A guide for communities, workers, civil society and trade unions considering using transnational non-judicial redress mechanism
by may miller-dawkins
Around the world, communities and workers experience human rights abuses from companies. Land is taken without consent. Rivers and land is polluted. Workers work long hours for low wages, in unsafe conditions. Workers cannot organize collectively and bargain with employers. Workers die from unsafe conditions and face abuse and harassment.
What are the options for communities and workers to try to hold these companies to account and to gain some remedy for the harm they have experienced?
This guide shares the findings five years of research focused on whether or not a type of complaint mechanism – non-judicial mechanisms operating across countries – are effective in providing some kind of redress to workers and communities. It shares findings in a form that can potentially help communities and workers, or their partners – trade unions, community organizations, local, national and international non-governmental organizations – to make decisions about whether or not to use such a mechanisms, and if yes, how.
Further information about the report can be read below.
How to use this guide
We hope that this guide is useful as you plan or have conversations within communities, organizations or networks about the best strategy to adopt.

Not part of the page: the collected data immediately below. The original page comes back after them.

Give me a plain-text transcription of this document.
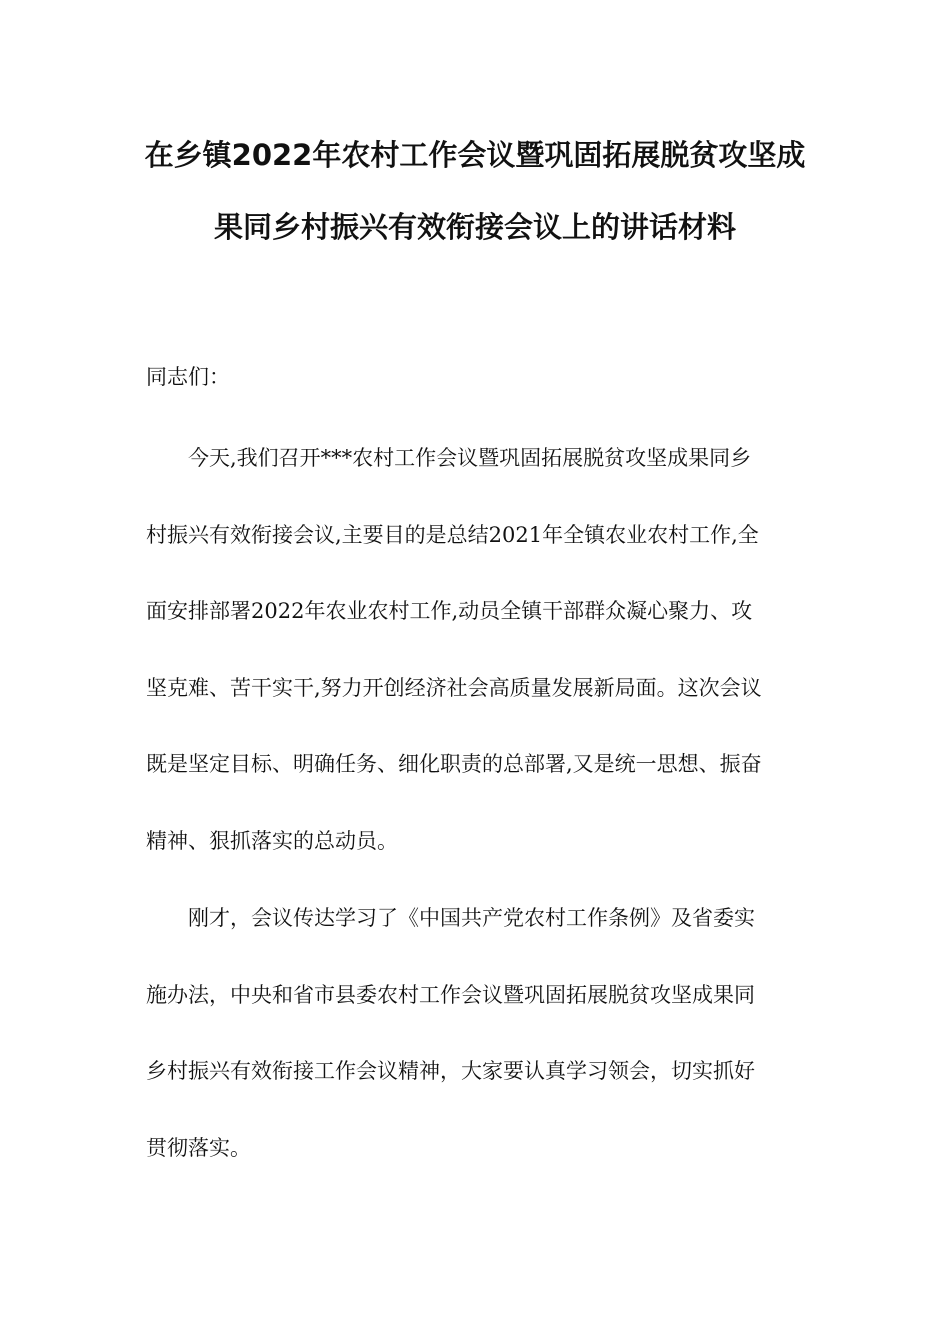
在乡镇2022年农村工作会议暨巩固拓展脱贫攻坚成
果同乡村振兴有效衔接会议上的讲话材料
同志们：
今天,我们召开***农村工作会议暨巩固拓展脱贫攻坚成果同乡
村振兴有效衔接会议,主要目的是总结2021年全镇农业农村工作,全
面安排部署2022年农业农村工作,动员全镇干部群众凝心聚力、攻
坚克难、苦干实干,努力开创经济社会高质量发展新局面。这次会议
既是坚定目标、明确任务、细化职责的总部署,又是统一思想、振奋
精神、狠抓落实的总动员。
刚才，会议传达学习了《中国共产党农村工作条例》及省委实
施办法，中央和省市县委农村工作会议暨巩固拓展脱贫攻坚成果同
乡村振兴有效衔接工作会议精神，大家要认真学习领会，切实抓好
贯彻落实。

The guide does not advise anything specific but tries to set out some of the considerations and explore what the possibilities, costs, and risks of different approaches may be.
You can use the table of contents below to dip in and out to look at specific issues or approaches.
Where possible, we include examples from the cases studied.
This guide does not contain a template for your strategy but we hope that it helps to inform your discussions and ultimately, your decisions about how to try to seek remedy or justice.